The Bigeye binary chemical bomb - which is supposed to replace old, deteriorating U.S. chemical arms - is continuing to come under attack as being seriously flawed.
The U.S. General Accounting Office, Congress' watchdog agency, recently released two more reports saying the bomb cannot yet be considered reliable or effective and complained the military has not taken adequate steps to fix it.The Bigeye was tested at Utah's Dugway Proving Ground, and prototype components are stored at Tooele Army Depot. Tooele also stores 43 percent of the nation's older chemical stockpile, which is scheduled to be destroyed by 1997 and replaced by the Bigeye and other new binary weapons - which mix two normally safe gases in flight to produce deadly nerve gas.
The GAO released the two new reports to the House Foreign Affairs and Armed Services committees to follow up on a memo about the Bigeye that it released last spring.
That memo, first publicly reported by the Deseret News, said the Bigeye was so seriously flawed that its designers should go back to the drawing board. Those findings came from an independent panel chosen to determine whether Bigeye's problems were minor - which the military had claimed, or major - as the GAO had claimed.
The new reports said the Bigeye program still has many basic flaws and unresolved developmental issues.
For example, the reports say the military is still unsure whether the nerve gas made by the binary bomb is pure enough to be lethal, how big a target the gas would cover and over how much an area it would be lethal.
The GAO also said the military has not performed adequate tests to ensure that heat built up inside the bomb during mixing would not actually destroy much of the nerve agent, which is flammable.

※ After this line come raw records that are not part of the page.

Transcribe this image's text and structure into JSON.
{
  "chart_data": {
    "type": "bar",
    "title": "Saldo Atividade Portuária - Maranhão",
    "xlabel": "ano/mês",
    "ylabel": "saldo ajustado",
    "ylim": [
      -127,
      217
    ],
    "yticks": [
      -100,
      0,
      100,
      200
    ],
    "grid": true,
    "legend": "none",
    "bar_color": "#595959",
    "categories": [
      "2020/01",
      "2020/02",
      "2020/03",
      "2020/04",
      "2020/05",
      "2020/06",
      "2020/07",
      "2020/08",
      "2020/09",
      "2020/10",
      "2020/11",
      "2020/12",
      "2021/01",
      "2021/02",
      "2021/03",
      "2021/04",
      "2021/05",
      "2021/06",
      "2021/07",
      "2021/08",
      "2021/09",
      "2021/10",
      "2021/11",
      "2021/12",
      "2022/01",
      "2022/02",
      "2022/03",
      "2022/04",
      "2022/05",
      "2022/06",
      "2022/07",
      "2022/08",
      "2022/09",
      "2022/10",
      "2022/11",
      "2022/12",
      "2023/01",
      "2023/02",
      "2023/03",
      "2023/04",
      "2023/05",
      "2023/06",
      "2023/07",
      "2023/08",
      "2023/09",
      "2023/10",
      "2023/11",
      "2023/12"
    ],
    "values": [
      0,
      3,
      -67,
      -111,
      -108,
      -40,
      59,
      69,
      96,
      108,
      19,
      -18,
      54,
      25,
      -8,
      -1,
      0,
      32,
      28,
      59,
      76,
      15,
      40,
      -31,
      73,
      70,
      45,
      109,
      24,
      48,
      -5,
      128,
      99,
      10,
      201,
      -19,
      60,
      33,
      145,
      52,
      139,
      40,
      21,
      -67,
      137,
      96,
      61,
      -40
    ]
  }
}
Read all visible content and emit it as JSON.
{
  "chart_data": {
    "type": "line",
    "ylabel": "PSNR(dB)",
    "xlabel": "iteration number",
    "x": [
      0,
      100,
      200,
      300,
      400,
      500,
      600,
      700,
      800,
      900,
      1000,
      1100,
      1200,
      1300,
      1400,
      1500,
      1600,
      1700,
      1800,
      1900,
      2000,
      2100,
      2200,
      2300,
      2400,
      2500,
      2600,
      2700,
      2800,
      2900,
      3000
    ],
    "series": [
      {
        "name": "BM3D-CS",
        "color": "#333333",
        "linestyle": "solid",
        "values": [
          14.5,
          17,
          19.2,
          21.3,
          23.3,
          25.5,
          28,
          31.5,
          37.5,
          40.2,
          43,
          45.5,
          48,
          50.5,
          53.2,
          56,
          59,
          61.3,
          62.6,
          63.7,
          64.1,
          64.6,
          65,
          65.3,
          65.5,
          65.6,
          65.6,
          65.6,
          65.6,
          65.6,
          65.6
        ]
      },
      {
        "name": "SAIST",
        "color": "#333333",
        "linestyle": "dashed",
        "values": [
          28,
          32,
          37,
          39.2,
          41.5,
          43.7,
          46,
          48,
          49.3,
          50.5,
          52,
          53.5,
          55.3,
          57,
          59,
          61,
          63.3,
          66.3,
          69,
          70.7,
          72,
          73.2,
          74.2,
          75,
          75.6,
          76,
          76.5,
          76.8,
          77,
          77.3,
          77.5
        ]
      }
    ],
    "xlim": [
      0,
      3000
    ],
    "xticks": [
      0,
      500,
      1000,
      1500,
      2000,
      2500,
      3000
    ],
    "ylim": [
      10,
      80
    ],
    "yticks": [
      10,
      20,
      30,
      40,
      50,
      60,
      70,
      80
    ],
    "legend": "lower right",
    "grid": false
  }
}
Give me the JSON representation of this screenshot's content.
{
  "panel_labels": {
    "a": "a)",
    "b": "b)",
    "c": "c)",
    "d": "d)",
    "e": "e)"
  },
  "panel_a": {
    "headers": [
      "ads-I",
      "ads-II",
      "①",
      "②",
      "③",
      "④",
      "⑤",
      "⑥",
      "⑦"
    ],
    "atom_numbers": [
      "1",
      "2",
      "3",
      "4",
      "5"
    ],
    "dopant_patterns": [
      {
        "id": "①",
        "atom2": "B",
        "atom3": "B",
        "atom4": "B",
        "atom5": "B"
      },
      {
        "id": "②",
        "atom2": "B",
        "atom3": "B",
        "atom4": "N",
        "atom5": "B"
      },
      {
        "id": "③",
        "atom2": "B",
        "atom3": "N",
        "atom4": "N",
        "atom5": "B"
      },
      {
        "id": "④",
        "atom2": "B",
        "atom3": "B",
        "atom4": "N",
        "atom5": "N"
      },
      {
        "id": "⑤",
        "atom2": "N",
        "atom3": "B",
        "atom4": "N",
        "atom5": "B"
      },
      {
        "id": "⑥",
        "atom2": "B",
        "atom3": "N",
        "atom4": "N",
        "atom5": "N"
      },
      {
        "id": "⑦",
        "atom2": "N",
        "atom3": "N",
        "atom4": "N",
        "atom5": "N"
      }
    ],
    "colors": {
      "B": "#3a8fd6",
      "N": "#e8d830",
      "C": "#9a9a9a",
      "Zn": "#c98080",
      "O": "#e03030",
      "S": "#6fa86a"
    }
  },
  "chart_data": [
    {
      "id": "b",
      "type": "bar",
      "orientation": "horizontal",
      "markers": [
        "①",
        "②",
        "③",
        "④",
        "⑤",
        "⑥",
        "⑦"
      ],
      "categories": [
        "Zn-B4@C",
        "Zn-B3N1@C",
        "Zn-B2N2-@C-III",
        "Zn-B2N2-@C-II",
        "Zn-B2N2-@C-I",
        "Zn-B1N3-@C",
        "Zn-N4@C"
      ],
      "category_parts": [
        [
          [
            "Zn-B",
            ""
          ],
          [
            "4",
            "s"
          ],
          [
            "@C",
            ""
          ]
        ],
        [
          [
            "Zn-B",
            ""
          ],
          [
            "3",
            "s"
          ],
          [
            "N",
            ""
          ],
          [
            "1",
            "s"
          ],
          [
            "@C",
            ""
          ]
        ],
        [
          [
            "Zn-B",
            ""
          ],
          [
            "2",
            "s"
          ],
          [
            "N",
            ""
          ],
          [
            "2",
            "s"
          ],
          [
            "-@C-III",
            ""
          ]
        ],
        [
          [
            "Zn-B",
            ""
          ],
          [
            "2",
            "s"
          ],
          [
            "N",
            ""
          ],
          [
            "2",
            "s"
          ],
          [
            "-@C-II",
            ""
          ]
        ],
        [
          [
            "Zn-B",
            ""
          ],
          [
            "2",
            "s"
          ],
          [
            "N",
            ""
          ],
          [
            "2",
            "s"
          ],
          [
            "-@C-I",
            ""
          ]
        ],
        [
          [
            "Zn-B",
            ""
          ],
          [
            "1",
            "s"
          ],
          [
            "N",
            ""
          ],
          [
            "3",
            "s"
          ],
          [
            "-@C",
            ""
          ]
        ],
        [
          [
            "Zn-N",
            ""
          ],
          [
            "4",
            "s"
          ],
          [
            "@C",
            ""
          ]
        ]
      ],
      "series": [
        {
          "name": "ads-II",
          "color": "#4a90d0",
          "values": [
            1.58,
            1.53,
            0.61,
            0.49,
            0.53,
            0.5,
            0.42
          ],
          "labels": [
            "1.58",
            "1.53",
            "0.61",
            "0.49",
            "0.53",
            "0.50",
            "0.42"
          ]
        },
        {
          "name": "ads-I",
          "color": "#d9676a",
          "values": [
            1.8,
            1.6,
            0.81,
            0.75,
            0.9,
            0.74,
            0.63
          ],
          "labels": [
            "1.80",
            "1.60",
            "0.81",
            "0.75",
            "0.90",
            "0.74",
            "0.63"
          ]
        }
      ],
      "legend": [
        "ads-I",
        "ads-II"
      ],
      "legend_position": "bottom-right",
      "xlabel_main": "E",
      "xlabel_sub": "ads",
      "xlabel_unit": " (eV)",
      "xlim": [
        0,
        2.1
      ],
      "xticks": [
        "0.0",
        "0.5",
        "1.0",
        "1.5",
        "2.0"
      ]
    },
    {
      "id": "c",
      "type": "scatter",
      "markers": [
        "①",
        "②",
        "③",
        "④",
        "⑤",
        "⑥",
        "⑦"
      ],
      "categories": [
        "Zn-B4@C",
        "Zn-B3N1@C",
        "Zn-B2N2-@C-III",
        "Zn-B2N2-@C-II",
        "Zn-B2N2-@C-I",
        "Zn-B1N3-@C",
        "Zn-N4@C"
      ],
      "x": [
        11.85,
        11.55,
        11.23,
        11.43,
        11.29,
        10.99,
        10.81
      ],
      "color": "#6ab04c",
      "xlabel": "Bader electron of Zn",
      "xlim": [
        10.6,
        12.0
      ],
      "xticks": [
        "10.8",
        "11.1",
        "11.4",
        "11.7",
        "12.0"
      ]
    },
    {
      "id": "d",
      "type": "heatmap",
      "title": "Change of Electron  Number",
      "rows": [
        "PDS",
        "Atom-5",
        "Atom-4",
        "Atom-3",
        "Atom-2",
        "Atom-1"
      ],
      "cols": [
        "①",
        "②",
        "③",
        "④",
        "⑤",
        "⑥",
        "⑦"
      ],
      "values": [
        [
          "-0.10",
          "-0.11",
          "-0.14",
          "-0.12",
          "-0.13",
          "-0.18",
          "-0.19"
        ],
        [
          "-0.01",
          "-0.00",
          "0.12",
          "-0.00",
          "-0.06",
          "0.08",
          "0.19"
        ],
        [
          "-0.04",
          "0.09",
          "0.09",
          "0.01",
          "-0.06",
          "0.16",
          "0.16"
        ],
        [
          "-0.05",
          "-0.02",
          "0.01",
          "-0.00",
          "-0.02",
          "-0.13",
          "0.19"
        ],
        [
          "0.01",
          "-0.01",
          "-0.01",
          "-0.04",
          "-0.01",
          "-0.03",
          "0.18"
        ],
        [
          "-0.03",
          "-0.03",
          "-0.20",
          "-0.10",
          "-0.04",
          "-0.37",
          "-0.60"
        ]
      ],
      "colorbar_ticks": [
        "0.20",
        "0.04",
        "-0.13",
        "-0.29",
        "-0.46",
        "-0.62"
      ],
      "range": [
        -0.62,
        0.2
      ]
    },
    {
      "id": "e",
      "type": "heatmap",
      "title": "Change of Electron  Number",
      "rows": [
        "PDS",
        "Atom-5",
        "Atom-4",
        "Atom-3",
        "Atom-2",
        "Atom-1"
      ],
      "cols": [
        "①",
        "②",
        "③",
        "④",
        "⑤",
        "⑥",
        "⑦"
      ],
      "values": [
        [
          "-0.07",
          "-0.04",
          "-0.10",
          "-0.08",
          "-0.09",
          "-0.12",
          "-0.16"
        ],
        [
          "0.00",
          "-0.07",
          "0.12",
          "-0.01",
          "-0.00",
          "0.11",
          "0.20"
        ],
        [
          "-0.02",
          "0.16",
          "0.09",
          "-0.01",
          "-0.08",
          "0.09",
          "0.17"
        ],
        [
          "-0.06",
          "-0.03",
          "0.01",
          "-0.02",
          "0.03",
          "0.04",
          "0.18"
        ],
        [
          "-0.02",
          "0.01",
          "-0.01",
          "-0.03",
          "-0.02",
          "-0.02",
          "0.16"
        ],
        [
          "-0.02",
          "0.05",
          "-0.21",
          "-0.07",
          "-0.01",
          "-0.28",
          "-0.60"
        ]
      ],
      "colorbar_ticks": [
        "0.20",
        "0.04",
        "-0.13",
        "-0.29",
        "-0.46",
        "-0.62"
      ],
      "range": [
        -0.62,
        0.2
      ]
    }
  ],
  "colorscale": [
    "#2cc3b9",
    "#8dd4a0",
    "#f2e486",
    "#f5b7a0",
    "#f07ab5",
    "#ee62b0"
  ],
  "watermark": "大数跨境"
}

That problem is made worse because the Air Force reported to the GAO that maximum delivery speed of the F-111 aircraft for Bigeye deliveries (while gas mixture begins) is too slow for effective aircraft operation. "However, increasing delivery speed will likely increase aerothermal heating," the GAO said.
It said adequate tests have also not been performed to ensure the bomb is free from problems with pressure buildup.
The GAO recommended that before more testing of the bombs is performed at Dugway (with simulant chemicals, not actual nerve gas), the military should resolve by lab work such issues as the purity of nerve agent to be expected by the bombs and whether high temperatures during mixing may burn much of it.